As the school year winds down for much of the New York area, you may find your child exhibiting unusual moodiness, frustration, restlessness, and lethargy. Many parents may view these symptoms merely as the child being impatient to begin the summer break with more freedom to sleep later and play more. For many youngsters, however, these symptoms are a sign of anxiety.
The school year offers routine, structure and predictability for children. The schedule of waking up at a certain time, transporting to school, moving through the school day towards dismissal and the return trip home offers a level of consistency which is important to optimal functioning for children of all ages.
Think back to one of those days when the alarm clock failed to go off and your morning routine became instead a rush to accomplish the bare necessities in order to get to your destination on time. Even if you make it, it then takes time to “recover” from the disruption in routine in order to become once again emotionally centered and focused. This is the same level of disruption youngsters anticipate with the ending of the school year, and it has the same impact of putting them off their emotional center and causing distraction and un-ease. Children may not be able to verbalize these feelings, but many teachers can testify to increased incidents of class disruptions; including testiness, defiance, aggression and lack of motivation to participate in school activities.
How can you help? As with any significant transition, it is important to prepare a child where possible. For those youngsters lucky enough to be participating in summer camp or other such structured activity at the end of the school year, parents can begin to build a time frame and establish expectations for this activity. Get a camp brochure you can go over with your child or look up the facility’s webpage. Even if this is a place the child has been to before, do not assume lack of anxiety. Remember that each year your child has to get acquainted and reacquainted with new camp counselors, new campers and possible change in routines or rules. It is important to talk to your child about their previous positive experience to set the tone for what is to come. Where possible, make a visit to the facility so that your child has some familiarity come starting day. For younger children, it may help to identify with your child a comfort object (i.e. a favorite stuffed animal or family picture) that child can take with him during initial adjustment period. Also, be on time for pick up and drop off in order to establish and maintain a sense of time and predictability for your child.

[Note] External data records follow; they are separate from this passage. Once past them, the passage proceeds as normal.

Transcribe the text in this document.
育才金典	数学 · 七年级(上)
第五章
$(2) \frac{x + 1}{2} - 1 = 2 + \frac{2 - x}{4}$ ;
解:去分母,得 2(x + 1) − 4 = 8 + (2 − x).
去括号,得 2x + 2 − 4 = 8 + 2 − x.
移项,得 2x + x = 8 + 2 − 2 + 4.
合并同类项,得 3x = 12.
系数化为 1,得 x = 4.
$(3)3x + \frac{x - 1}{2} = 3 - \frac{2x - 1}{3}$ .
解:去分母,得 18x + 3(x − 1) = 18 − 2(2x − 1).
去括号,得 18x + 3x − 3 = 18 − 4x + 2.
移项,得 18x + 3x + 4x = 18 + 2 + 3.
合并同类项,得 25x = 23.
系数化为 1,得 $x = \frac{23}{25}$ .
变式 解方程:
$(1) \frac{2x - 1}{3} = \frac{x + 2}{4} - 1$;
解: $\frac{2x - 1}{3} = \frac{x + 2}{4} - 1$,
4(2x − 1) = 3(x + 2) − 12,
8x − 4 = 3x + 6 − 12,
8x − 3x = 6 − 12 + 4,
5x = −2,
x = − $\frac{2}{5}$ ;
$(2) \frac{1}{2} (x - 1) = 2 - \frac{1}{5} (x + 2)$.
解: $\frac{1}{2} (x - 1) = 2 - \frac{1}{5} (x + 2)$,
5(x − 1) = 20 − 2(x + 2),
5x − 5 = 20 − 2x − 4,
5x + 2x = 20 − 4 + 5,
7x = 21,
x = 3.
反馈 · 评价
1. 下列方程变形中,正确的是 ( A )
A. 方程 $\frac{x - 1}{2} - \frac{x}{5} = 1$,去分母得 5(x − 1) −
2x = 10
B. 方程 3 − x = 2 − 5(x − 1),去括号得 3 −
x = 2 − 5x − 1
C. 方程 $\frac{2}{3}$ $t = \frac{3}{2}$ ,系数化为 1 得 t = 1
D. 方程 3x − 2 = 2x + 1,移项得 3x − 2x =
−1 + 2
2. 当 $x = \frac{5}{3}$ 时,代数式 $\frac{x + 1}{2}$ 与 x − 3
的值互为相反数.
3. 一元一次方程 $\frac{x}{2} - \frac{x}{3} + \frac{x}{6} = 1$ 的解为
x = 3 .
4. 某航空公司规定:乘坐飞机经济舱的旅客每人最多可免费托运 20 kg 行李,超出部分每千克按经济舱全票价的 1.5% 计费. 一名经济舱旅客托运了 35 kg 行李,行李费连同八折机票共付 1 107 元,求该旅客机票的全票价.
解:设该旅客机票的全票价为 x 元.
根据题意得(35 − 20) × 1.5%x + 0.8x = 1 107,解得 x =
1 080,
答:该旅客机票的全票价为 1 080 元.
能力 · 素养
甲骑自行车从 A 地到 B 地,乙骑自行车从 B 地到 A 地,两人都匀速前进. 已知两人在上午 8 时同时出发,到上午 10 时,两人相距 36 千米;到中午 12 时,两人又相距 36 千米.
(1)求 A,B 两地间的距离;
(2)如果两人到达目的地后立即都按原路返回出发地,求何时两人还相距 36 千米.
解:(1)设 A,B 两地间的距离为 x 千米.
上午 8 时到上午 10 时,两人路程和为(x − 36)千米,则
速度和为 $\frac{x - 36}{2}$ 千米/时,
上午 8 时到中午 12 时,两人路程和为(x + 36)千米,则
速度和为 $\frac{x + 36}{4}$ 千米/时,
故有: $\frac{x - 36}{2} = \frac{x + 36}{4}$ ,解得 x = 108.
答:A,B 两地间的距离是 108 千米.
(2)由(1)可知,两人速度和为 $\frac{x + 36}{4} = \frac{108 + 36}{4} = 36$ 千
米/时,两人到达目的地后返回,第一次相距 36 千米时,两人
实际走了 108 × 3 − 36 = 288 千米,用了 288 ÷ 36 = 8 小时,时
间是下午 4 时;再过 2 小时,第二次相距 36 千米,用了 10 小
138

For those parents who will be relying on home-based engagement activities, plan, plan, plan. Many local libraries, community organizations, parks and schools offer increased activities over the summer months to keep youngsters busy. Do some investigation and allow your child to be part of choosing which ones they will participating in. Make a calendar and hang in a public area of the home. This calendar should reflect not only the agreed upon activities but also days and time assigned as “family time”, play dates for your child, time with grandparents or other extended family, and trips planned. Again, this will establish a time frame and a sense of predictability for your child. Be proactive by reviewing with your child acceptable activities and behaviors for any unplanned time in order to avoid disagreements and help your child to feel safe.
The end of the school year can create feelings of disconnect and uncertainty in our youngsters. While beginnings and endings are a natural and expected part of life, parents can significantly impact their child’s emotional resilience by recognizing symptoms of anxiety, acknowledging the validity of these feelings and preparing their child to effectively manage change.